In the Fifth Republic Movement (MVR), he was a member and Finance Coordinator of the Andrés Bello Municipality between 1998 and 2007. Following the creation of the United Socialist Party of Venezuela (PSUV) he joined the "La Victoria de Bolívar" Battalion Spokesman in the Andrés Bello Municipality. It integrates the Territorial Patrol "Alí Primera" and the Sectorial of the Faculty of Pharmacy of the ULA. He was a State Spokesman of the PSUV Organizing Committee, Delegate of the PSUV for the Municipality Andrés Bello and State Spokesman before the First Extraordinary Congress of the PSUV.

Lobo was the deputy candidate for the National Assembly of Electoral Circuit No. 2 by decision of the PSUV bases, and was in the National Parliament by decision of the People in defense and deepening of the Socialist Revolution being elected by an average amount of 52% and 58% respectively during two periods from 2011 to 2016 and 2016–17.

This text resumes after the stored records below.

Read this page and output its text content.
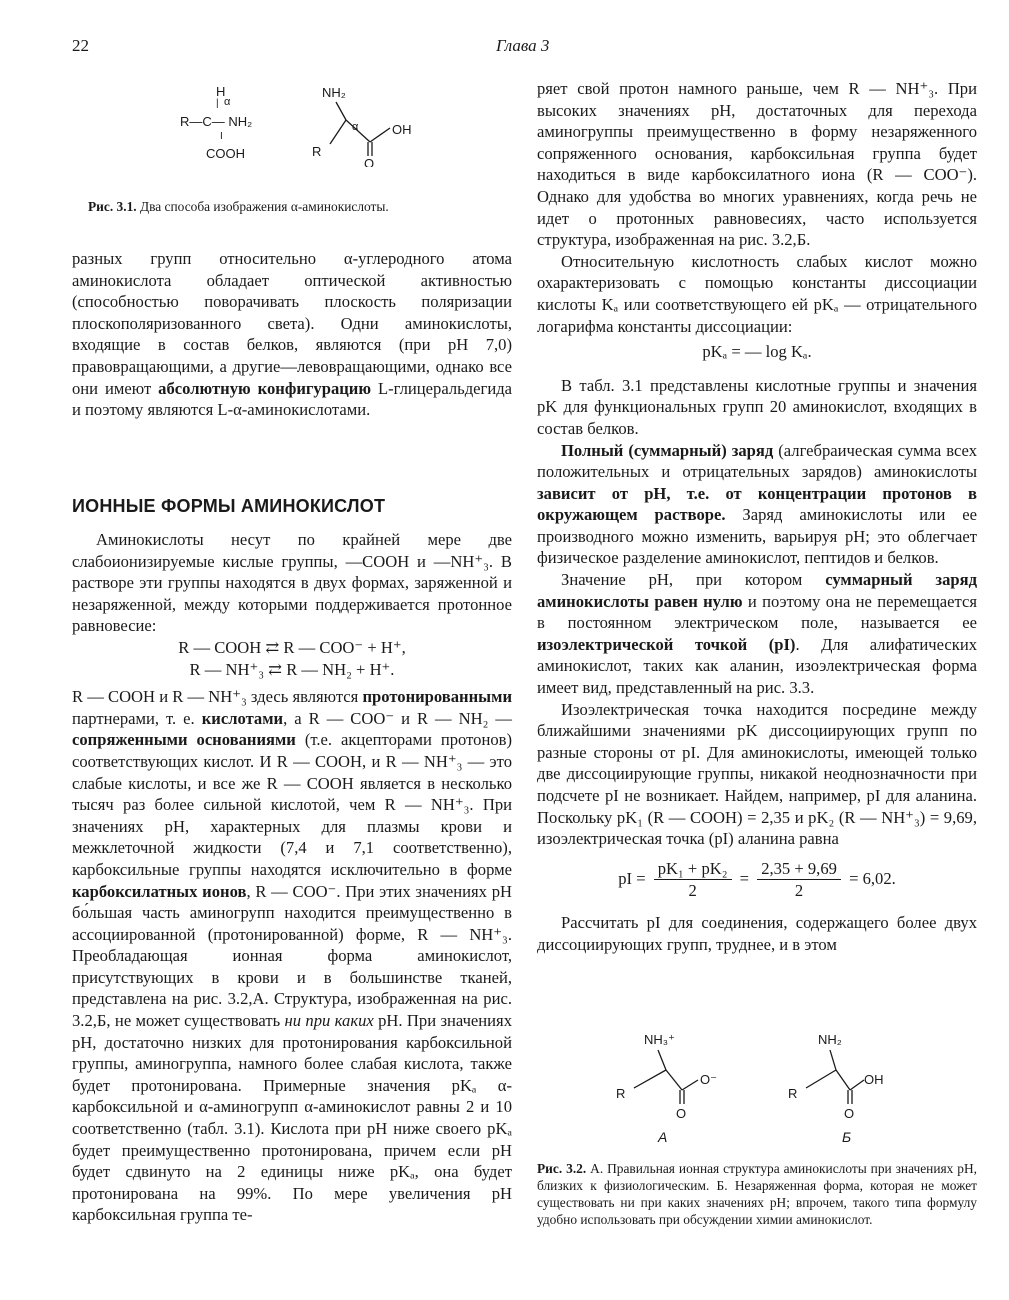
22	Глава 3
H
α
|
R—C— NH₂
I
COOH
NH₂
α	OH
R
O
Рис. 3.1. Два способа изображения α-аминокислоты.

разных групп относительно α-углеродного атома аминокислота обладает оптической активностью (способностью поворачивать плоскость поляризации плоскополяризованного света). Одни аминокислоты, входящие в состав белков, являются (при pH 7,0) правовращающими, а другие—левовращающими, однако все они имеют абсолютную конфигурацию L-глицеральдегида и поэтому являются L-α-аминокислотами.

ИОННЫЕ ФОРМЫ АМИНОКИСЛОТ

Аминокислоты несут по крайней мере две слабоионизируемые кислые группы, —COOH и —NH⁺₃. В растворе эти группы находятся в двух формах, заряженной и незаряженной, между которыми поддерживается протонное равновесие:

R — COOH ⇄ R — COO⁻ + H⁺,

R — NH⁺₃ ⇄ R — NH₂ + H⁺.

R — COOH и R — NH⁺₃ здесь являются протонированными партнерами, т. е. кислотами, а R — COO⁻ и R — NH₂ — сопряженными основаниями (т.е. акцепторами протонов) соответствующих кислот. И R — COOH, и R — NH⁺₃ — это слабые кислоты, и все же R — COOH является в несколько тысяч раз более сильной кислотой, чем R — NH⁺₃. При значениях pH, характерных для плазмы крови и межклеточной жидкости (7,4 и 7,1 соответственно), карбоксильные группы находятся исключительно в форме карбоксилатных ионов, R — COO⁻. При этих значениях pH бо́льшая часть аминогрупп находится преимущественно в ассоциированной (протонированной) форме, R — NH⁺₃. Преобладающая ионная форма аминокислот, присутствующих в крови и в большинстве тканей, представлена на рис. 3.2,А. Структура, изображенная на рис. 3.2,Б, не может существовать ни при каких pH. При значениях pH, достаточно низких для протонирования карбоксильной группы, аминогруппа, намного более слабая кислота, также будет протонирована. Примерные значения pKₐ α-карбоксильной и α-аминогрупп α-аминокислот равны 2 и 10 соответственно (табл. 3.1). Кислота при pH ниже своего pKₐ будет преимущественно протонирована, причем если pH будет сдвинуто на 2 единицы ниже pKₐ, она будет протонирована на 99%. По мере увеличения pH карбоксильная группа те-

ряет свой протон намного раньше, чем R — NH⁺₃. При высоких значениях pH, достаточных для перехода аминогруппы преимущественно в форму незаряженного сопряженного основания, карбоксильная группа будет находиться в виде карбоксилатного иона (R — COO⁻). Однако для удобства во многих уравнениях, когда речь не идет о протонных равновесиях, часто используется структура, изображенная на рис. 3.2,Б.

Относительную кислотность слабых кислот можно охарактеризовать с помощью константы диссоциации кислоты Kₐ или соответствующего ей pKₐ — отрицательного логарифма константы диссоциации:

pKₐ = — log Kₐ.

В табл. 3.1 представлены кислотные группы и значения pK для функциональных групп 20 аминокислот, входящих в состав белков.

Полный (суммарный) заряд (алгебраическая сумма всех положительных и отрицательных зарядов) аминокислоты зависит от pH, т.е. от концентрации протонов в окружающем растворе. Заряд аминокислоты или ее производного можно изменить, варьируя pH; это облегчает физическое разделение аминокислот, пептидов и белков.

Значение pH, при котором суммарный заряд аминокислоты равен нулю и поэтому она не перемещается в постоянном электрическом поле, называется ее изоэлектрической точкой (pI). Для алифатических аминокислот, таких как аланин, изоэлектрическая форма имеет вид, представленный на рис. 3.3.

Изоэлектрическая точка находится посредине между ближайшими значениями pK диссоциирующих групп по разные стороны от pI. Для аминокислоты, имеющей только две диссоциирующие группы, никакой неоднозначности при подсчете pI не возникает. Найдем, например, pI для аланина. Поскольку pK₁ (R — COOH) = 2,35 и pK₂ (R — NH⁺₃) = 9,69, изоэлектрическая точка (pI) аланина равна

pI = $\frac{\text{pK₁ + pK₂}}{2} = \frac{2,35 + 9,69}{2} = 6,02$.

Рассчитать pI для соединения, содержащего более двух диссоциирующих групп, труднее, и в этом

NH₃⁺
O⁻
R
O
А
NH₂
OH
R
O
Б
Рис. 3.2. А. Правильная ионная структура аминокислоты при значениях pH, близких к физиологическим. Б. Незаряженная форма, которая не может существовать ни при каких значениях pH; впрочем, такого типа формулу удобно использовать при обсуждении химии аминокислот.
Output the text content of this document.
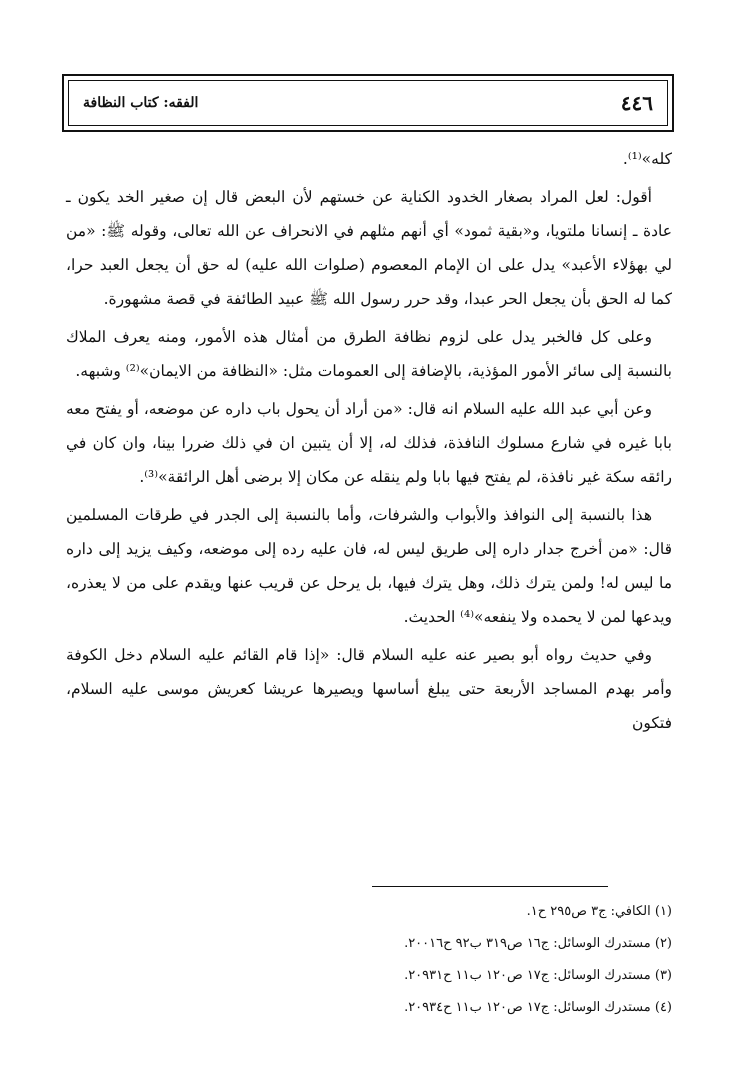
الفقه: كتاب النظافة	٤٤٦

كله»⁽¹⁾.

أقول: لعل المراد بصغار الخدود الكناية عن خستهم لأن البعض قال إن صغير الخد يكون ـ عادة ـ إنسانا ملتويا، و«بقية ثمود» أي أنهم مثلهم في الانحراف عن الله تعالى، وقوله ﷺ: «من لي بهؤلاء الأعبد» يدل على ان الإمام المعصوم (صلوات الله عليه) له حق أن يجعل العبد حرا، كما له الحق بأن يجعل الحر عبدا، وقد حرر رسول الله ﷺ عبيد الطائفة في قصة مشهورة.

وعلى كل فالخبر يدل على لزوم نظافة الطرق من أمثال هذه الأمور، ومنه يعرف الملاك بالنسبة إلى سائر الأمور المؤذية، بالإضافة إلى العمومات مثل: «النظافة من الايمان»⁽²⁾ وشبهه.

وعن أبي عبد الله عليه السلام انه قال: «من أراد أن يحول باب داره عن موضعه، أو يفتح معه بابا غيره في شارع مسلوك النافذة، فذلك له، إلا أن يتبين ان في ذلك ضررا بينا، وان كان في رائقه سكة غير نافذة، لم يفتح فيها بابا ولم ينقله عن مكان إلا برضى أهل الرائقة»⁽³⁾.

هذا بالنسبة إلى النوافذ والأبواب والشرفات، وأما بالنسبة إلى الجدر في طرقات المسلمين قال: «من أخرج جدار داره إلى طريق ليس له، فان عليه رده إلى موضعه، وكيف يزيد إلى داره ما ليس له! ولمن يترك ذلك، وهل يترك فيها، بل يرحل عن قريب عنها ويقدم على من لا يعذره، ويدعها لمن لا يحمده ولا ينفعه»⁽⁴⁾ الحديث.

وفي حديث رواه أبو بصير عنه عليه السلام قال: «إذا قام القائم عليه السلام دخل الكوفة وأمر بهدم المساجد الأربعة حتى يبلغ أساسها ويصيرها عريشا كعريش موسى عليه السلام، فتكون

(١) الكافي: ج٣ ص٢٩٥ ح١.
(٢) مستدرك الوسائل: ج١٦ ص٣١٩ ب٩٢ ح٢٠٠١٦.
(٣) مستدرك الوسائل: ج١٧ ص١٢٠ ب١١ ح٢٠٩٣١.
(٤) مستدرك الوسائل: ج١٧ ص١٢٠ ب١١ ح٢٠٩٣٤.
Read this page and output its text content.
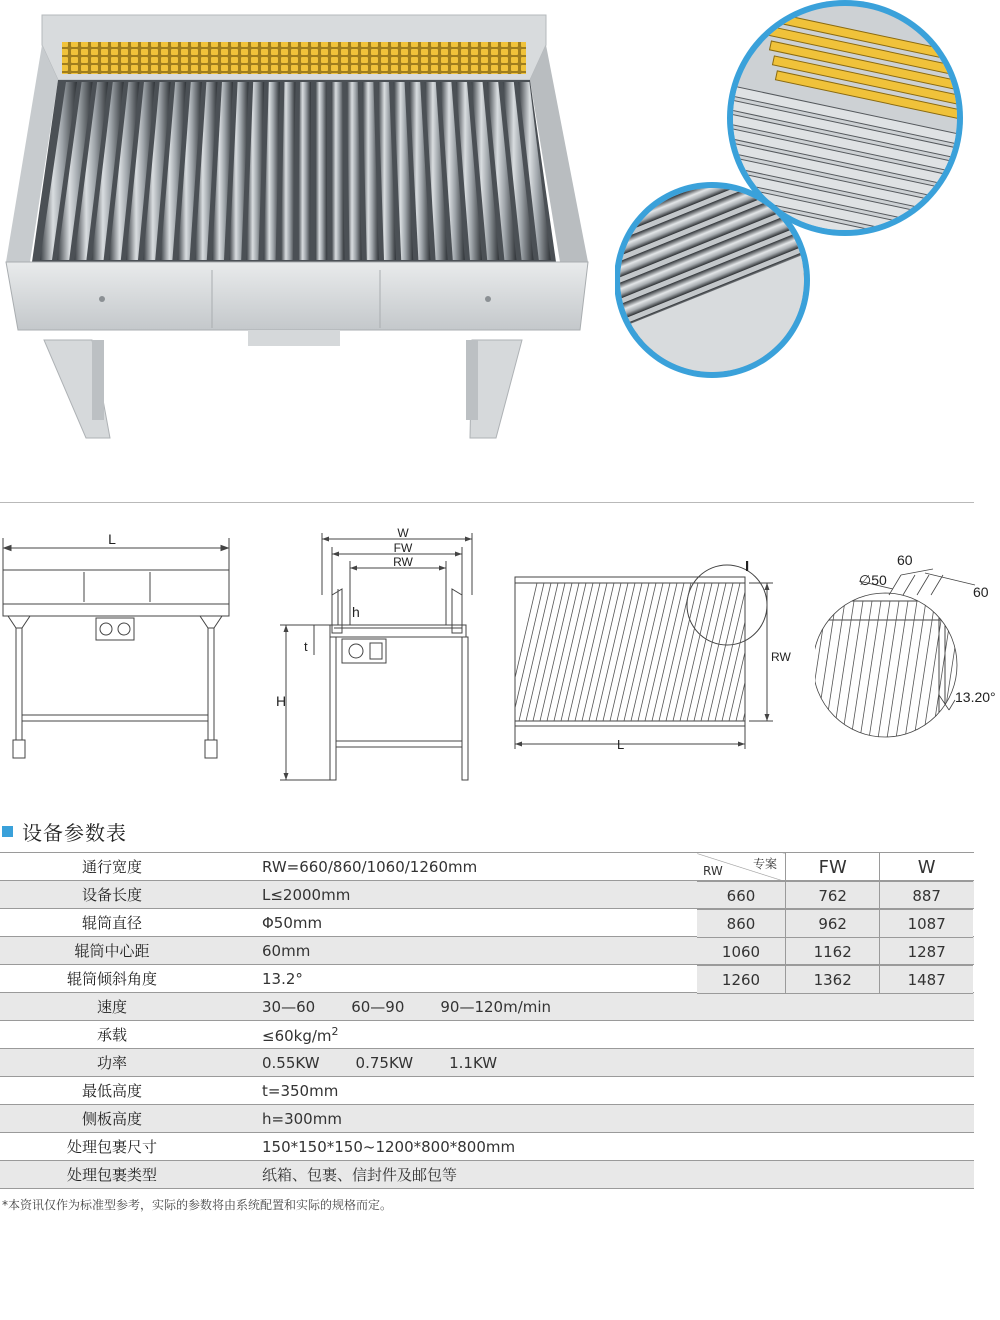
L	W
FW
RW
h
t
H
I
RW
L
60
∅50
60
13.20°
设备参数表
通行宽度	RW=660/860/1060/1260mm
设备长度	L≤2000mm
辊筒直径	Φ50mm
辊筒中心距	60mm
辊筒倾斜角度	13.2°
速度	30—60 60—90 90—120m/min
承载	$\le 60kg/m^2$
功率	0.55KW 0.75KW 1.1KW
最低高度	t=350mm
侧板高度	h=300mm
处理包裹尺寸	150*150*150~1200*800*800mm
处理包裹类型	纸箱、包裹、信封件及邮包等
专案
RW	FW	W
660	762	887
860	962	1087
1060	1162	1287
1260	1362	1487
*本资讯仅作为标准型参考，实际的参数将由系统配置和实际的规格而定。
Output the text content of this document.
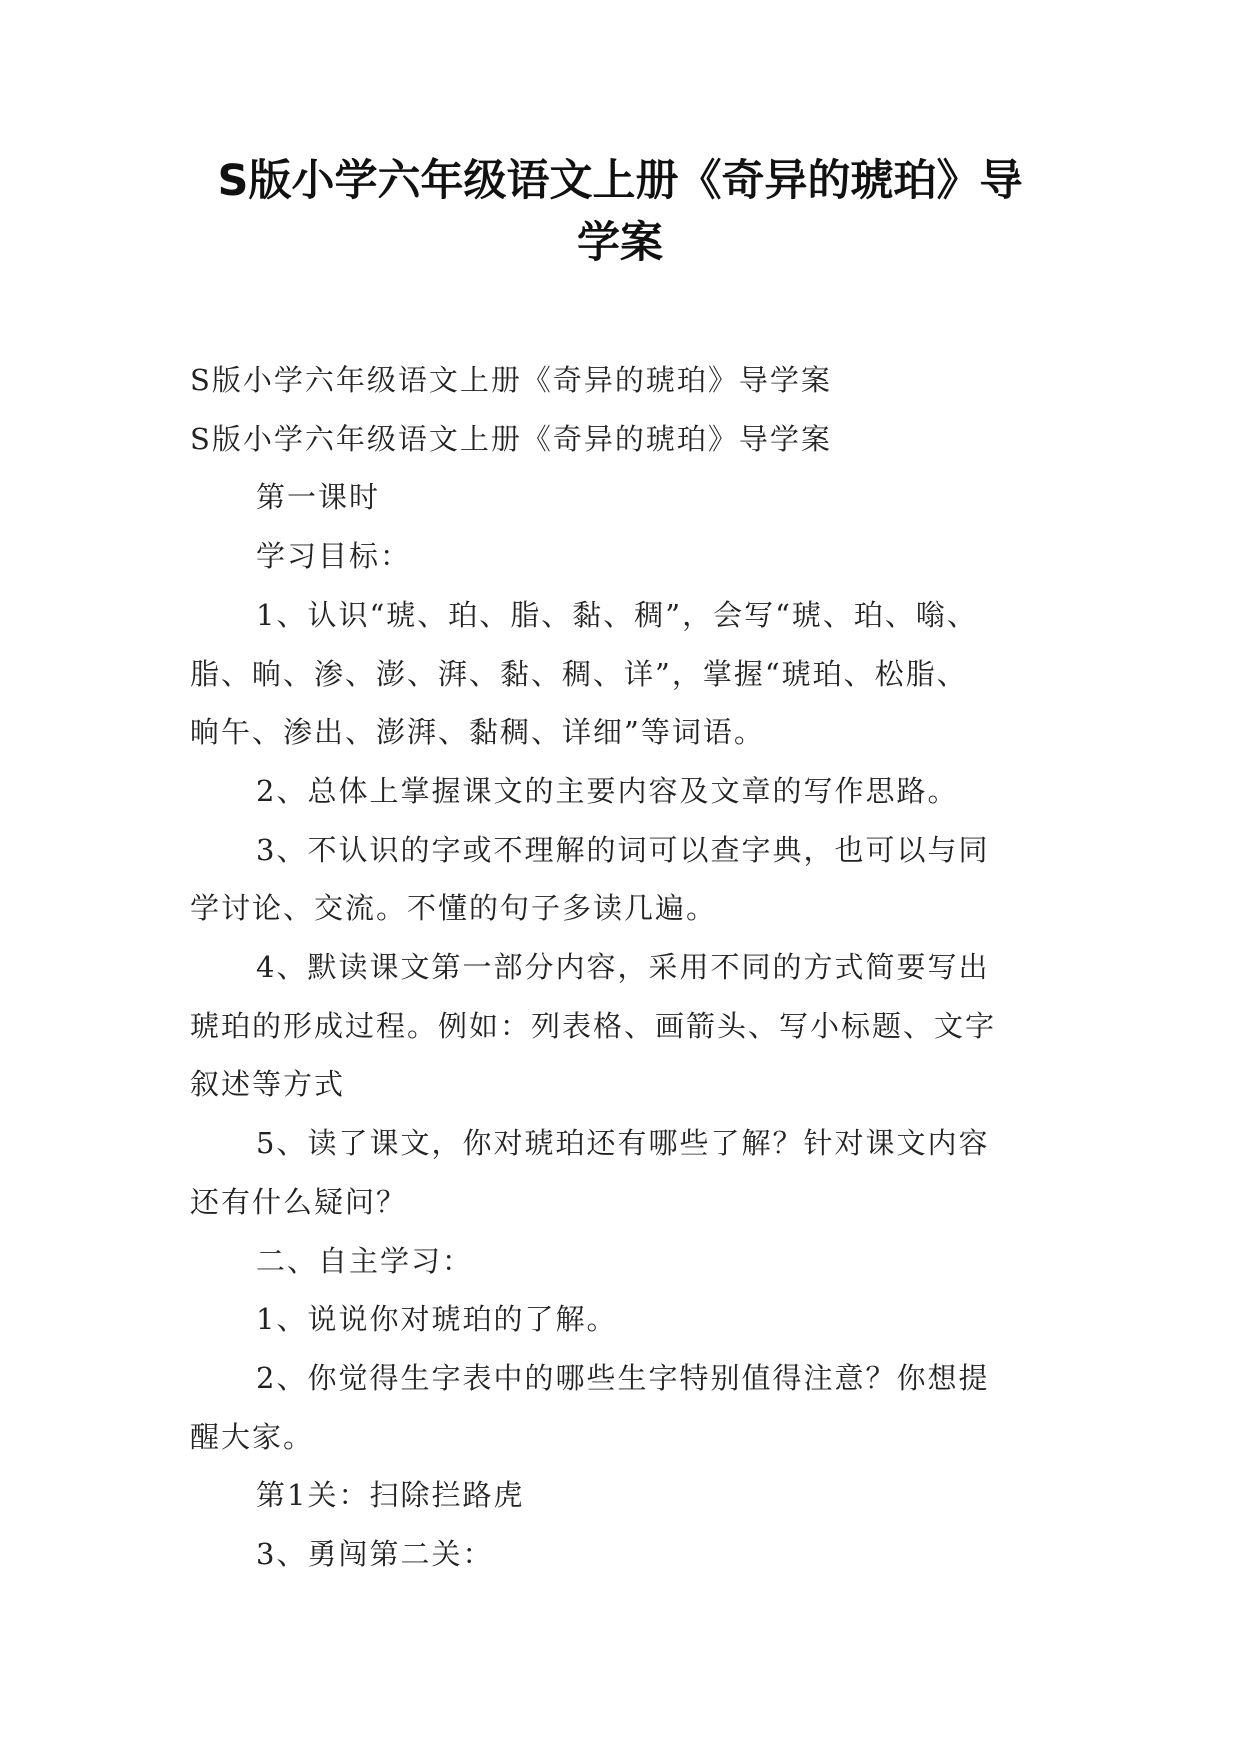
S版小学六年级语文上册《奇异的琥珀》导
学案
S版小学六年级语文上册《奇异的琥珀》导学案
S版小学六年级语文上册《奇异的琥珀》导学案
第一课时
学习目标：
1、认识“琥、珀、脂、黏、稠”，会写“琥、珀、嗡、
脂、晌、渗、澎、湃、黏、稠、详”，掌握“琥珀、松脂、
晌午、渗出、澎湃、黏稠、详细”等词语。
2、总体上掌握课文的主要内容及文章的写作思路。
3、不认识的字或不理解的词可以查字典，也可以与同
学讨论、交流。不懂的句子多读几遍。
4、默读课文第一部分内容，采用不同的方式简要写出
琥珀的形成过程。例如：列表格、画箭头、写小标题、文字
叙述等方式
5、读了课文，你对琥珀还有哪些了解？针对课文内容
还有什么疑问？
二、自主学习：
1、说说你对琥珀的了解。
2、你觉得生字表中的哪些生字特别值得注意？你想提
醒大家。
第1关：扫除拦路虎
3、勇闯第二关：
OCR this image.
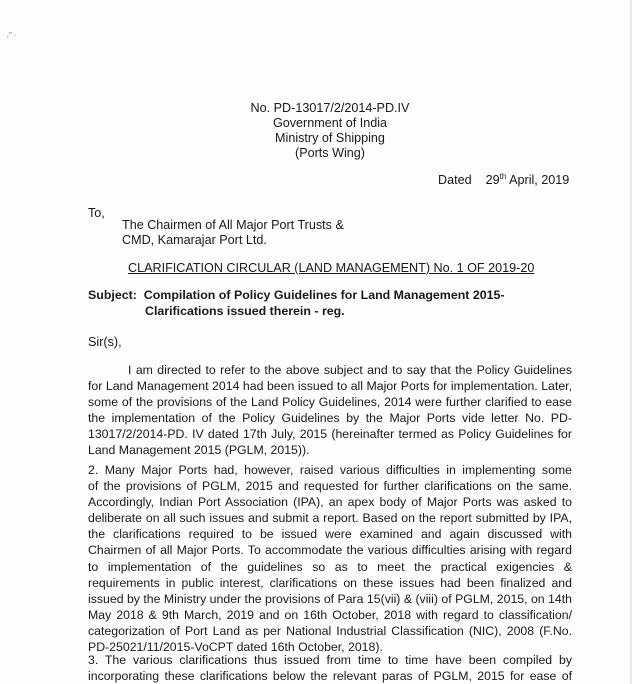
·ᵔ˒
No. PD-13017/2/2014-PD.IV
Government of India
Ministry of Shipping
(Ports Wing)
Dated 29th April, 2019
To,
The Chairmen of All Major Port Trusts &
CMD, Kamarajar Port Ltd.
CLARIFICATION CIRCULAR (LAND MANAGEMENT) No. 1 OF 2019-20
Subject: Compilation of Policy Guidelines for Land Management 2015-
Clarifications issued therein - reg.
Sir(s),
I am directed to refer to the above subject and to say that the Policy Guidelines
for Land Management 2014 had been issued to all Major Ports for implementation. Later,
some of the provisions of the Land Policy Guidelines, 2014 were further clarified to ease
the implementation of the Policy Guidelines by the Major Ports vide letter No. PD-
13017/2/2014-PD. IV dated 17th July, 2015 (hereinafter termed as Policy Guidelines for
Land Management 2015 (PGLM, 2015)).
2. Many Major Ports had, however, raised various difficulties in implementing some
of the provisions of PGLM, 2015 and requested for further clarifications on the same.
Accordingly, Indian Port Association (IPA), an apex body of Major Ports was asked to
deliberate on all such issues and submit a report. Based on the report submitted by IPA,
the clarifications required to be issued were examined and again discussed with
Chairmen of all Major Ports. To accommodate the various difficulties arising with regard
to implementation of the guidelines so as to meet the practical exigencies &
requirements in public interest, clarifications on these issues had been finalized and
issued by the Ministry under the provisions of Para 15(vii) & (viii) of PGLM, 2015, on 14th
May 2018 & 9th March, 2019 and on 16th October, 2018 with regard to classification/
categorization of Port Land as per National Industrial Classification (NIC), 2008 (F.No.
PD-25021/11/2015-VoCPT dated 16th October, 2018).
3. The various clarifications thus issued from time to time have been compiled by
incorporating these clarifications below the relevant paras of PGLM, 2015 for ease of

On January 4, 2017, President Nicolás Maduro appointed as Minister of the Popular Power for Economy, Finance, Public Banking, Trade and Industry Wolf as part of his cabinet as part of the Agenda Ofensiva Carabobo.

On October 26, 2017, the National Constituent Assembly appointed Lobo as the next president of the Central Bank of Venezuela, even though the constitution of Venezuela and the Law on the Central Bank establishes that the ratification of the president of the Central Bank must be approved by the National Assembly majority opposition after being chosen by the president.

On December 10, 2018, President Nicolás Maduro designated Lobo as Minister Counselor and charge d'affairs of the Venezuelan Embassy in Saudi Arabia.